The biggest sticking point isn’t a policy detail, but the contentious political nature of any legislation touching on gun restrictions, according to a person familiar with the discussions.

Senate Minority Leader Mitch McConnell (R., Ky.) has made clear that he views Democrats’ efforts as an encroachment on the rights of gun owners. Mr. McConnell said on the Senate floor Monday that Democrats were “opening an unprecedented new front in the Left’s war on the Second Amendment.”

The two Republican senators who seem to be most eager to reach some sort of agreement are Toomey, who’s been trying to get expanded background checks through Congress since 2013, and Sen. Lindsay Graham of South Carolina, who told the Journal that he’s in favor of requiring gun show promoters to conduct background checks on behalf of private sellers at gun shows.

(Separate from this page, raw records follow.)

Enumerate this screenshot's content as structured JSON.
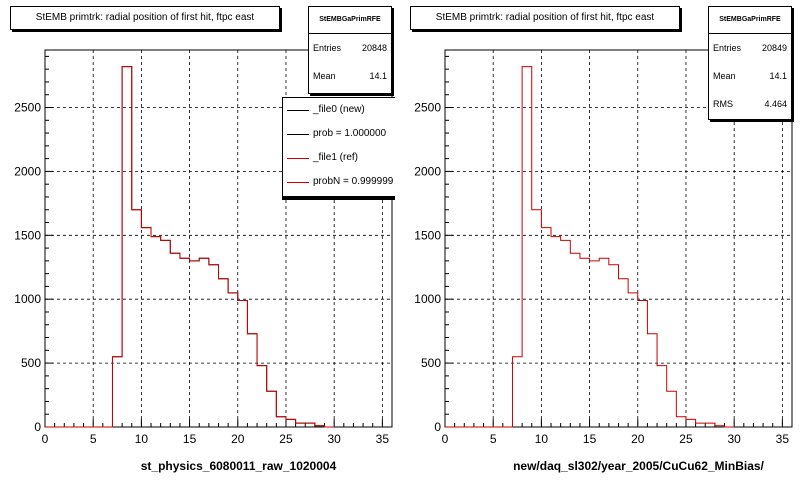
{
  "chart_data": [
    {
      "type": "histogram",
      "title": "StEMB primtrk: radial position of first hit, ftpc east",
      "xlabel": "st_physics_6080011_raw_1020004",
      "ylabel": "",
      "xlim": [
        0,
        36
      ],
      "ylim": [
        0,
        2950
      ],
      "xticks": [
        0,
        5,
        10,
        15,
        20,
        25,
        30,
        35
      ],
      "yticks": [
        0,
        500,
        1000,
        1500,
        2000,
        2500
      ],
      "grid": true,
      "bin_edges": [
        0,
        1,
        2,
        3,
        4,
        5,
        6,
        7,
        8,
        9,
        10,
        11,
        12,
        13,
        14,
        15,
        16,
        17,
        18,
        19,
        20,
        21,
        22,
        23,
        24,
        25,
        26,
        27,
        28,
        29,
        30
      ],
      "series": [
        {
          "name": "_file0 (new)",
          "color": "#000000",
          "values": [
            0,
            0,
            0,
            0,
            0,
            0,
            0,
            550,
            2820,
            1700,
            1560,
            1490,
            1460,
            1360,
            1320,
            1300,
            1320,
            1270,
            1160,
            1050,
            990,
            730,
            480,
            280,
            80,
            60,
            30,
            30,
            10,
            0
          ]
        },
        {
          "name": "_file1 (ref)",
          "color": "#cc0000",
          "values": [
            0,
            0,
            0,
            0,
            0,
            0,
            0,
            550,
            2820,
            1700,
            1560,
            1490,
            1460,
            1360,
            1320,
            1300,
            1320,
            1270,
            1160,
            1050,
            990,
            730,
            480,
            280,
            80,
            60,
            30,
            30,
            10,
            0
          ]
        }
      ],
      "stats": {
        "header": "StEMBGaPrimRFE",
        "entries": "20848",
        "mean": "14.1"
      },
      "legend": [
        {
          "label": "_file0 (new)",
          "color": "#000000"
        },
        {
          "label": "prob = 1.000000",
          "color": "#000000"
        },
        {
          "label": "_file1 (ref)",
          "color": "#cc0000"
        },
        {
          "label": "probN = 0.999999",
          "color": "#cc0000"
        }
      ]
    },
    {
      "type": "histogram",
      "title": "StEMB primtrk: radial position of first hit, ftpc east",
      "xlabel": "new/daq_sl302/year_2005/CuCu62_MinBias/",
      "ylabel": "",
      "xlim": [
        0,
        36
      ],
      "ylim": [
        0,
        2950
      ],
      "xticks": [
        0,
        5,
        10,
        15,
        20,
        25,
        30,
        35
      ],
      "yticks": [
        0,
        500,
        1000,
        1500,
        2000,
        2500
      ],
      "grid": true,
      "bin_edges": [
        0,
        1,
        2,
        3,
        4,
        5,
        6,
        7,
        8,
        9,
        10,
        11,
        12,
        13,
        14,
        15,
        16,
        17,
        18,
        19,
        20,
        21,
        22,
        23,
        24,
        25,
        26,
        27,
        28,
        29,
        30
      ],
      "series": [
        {
          "name": "",
          "color": "#cc0000",
          "values": [
            0,
            0,
            0,
            0,
            0,
            0,
            0,
            550,
            2820,
            1700,
            1560,
            1490,
            1460,
            1360,
            1320,
            1300,
            1320,
            1270,
            1160,
            1050,
            990,
            730,
            480,
            280,
            80,
            60,
            30,
            30,
            10,
            0
          ]
        }
      ],
      "stats": {
        "header": "StEMBGaPrimRFE",
        "entries": "20849",
        "mean": "14.1",
        "rms": "4.464"
      }
    }
  ],
  "stats_labels": {
    "entries": "Entries",
    "mean": "Mean",
    "rms": "RMS"
  }
}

According to Graham, putting the burden on promoters rather than gun owners “makes sense,” but there’s really nothing that makes sense about trying to police private sales of firearms, whether they take place at a gun show or not. Besides the fact that there’s nothing preventing gun show promoters from adopting Graham’s policy voluntarily, you just have to look at what’s going on in California to realize that it’s gun shows themselves that anti-gun activists find truly problematic.

The state Senate in Sacramento has already approved a bill that would ban gun shows from taking place at all state-owned properties, including fairgrounds, and the state Assembly could soon take up the measure and send it to Gov. Gavin Newsom for his signature. State Sen. Dave Min says it’s “morally wrong” for the state to allow gun sales on property it owns, despite the fact that California already has a universal background check law that covers all sales at gun shows.

Min said in an interview that the idea for his bill was born in 2019, when mass shootings took place on two consecutive days in El Paso, Texas, and Dayton, Ohio. The day of the Dayton shooting, Aug. 4, Min ran a 5K race at the OC fairgrounds, where at the end of the race he was handed a number of promotional fliers – including one for an upcoming gun show.

He doesn’t believe property the state manages on behalf of taxpayers should be used to sell guns that in some cases get dispersed into the community, where they may contribute to gun violence and its incalculable social and financial costs, he said.

Not to digress, but it should be noted that the state of California allows alcohol to be sold at fairgrounds, even though in some cases it will lead to individuals driving home drunk, and may also exacerbate alcoholism and health issues like liver cirrhosis.

Anyway, the point is that anti-gun activists aren’t going to be satisfied with anguage that imposes background checks on private gun transfers at gun shows. We know what their agenda is, and pro-Second Amendment senators shouldn’t be providing any cover or compromise to anti-gun zealots like Joe Biden, Chuck Schumer, and Chris Murphy.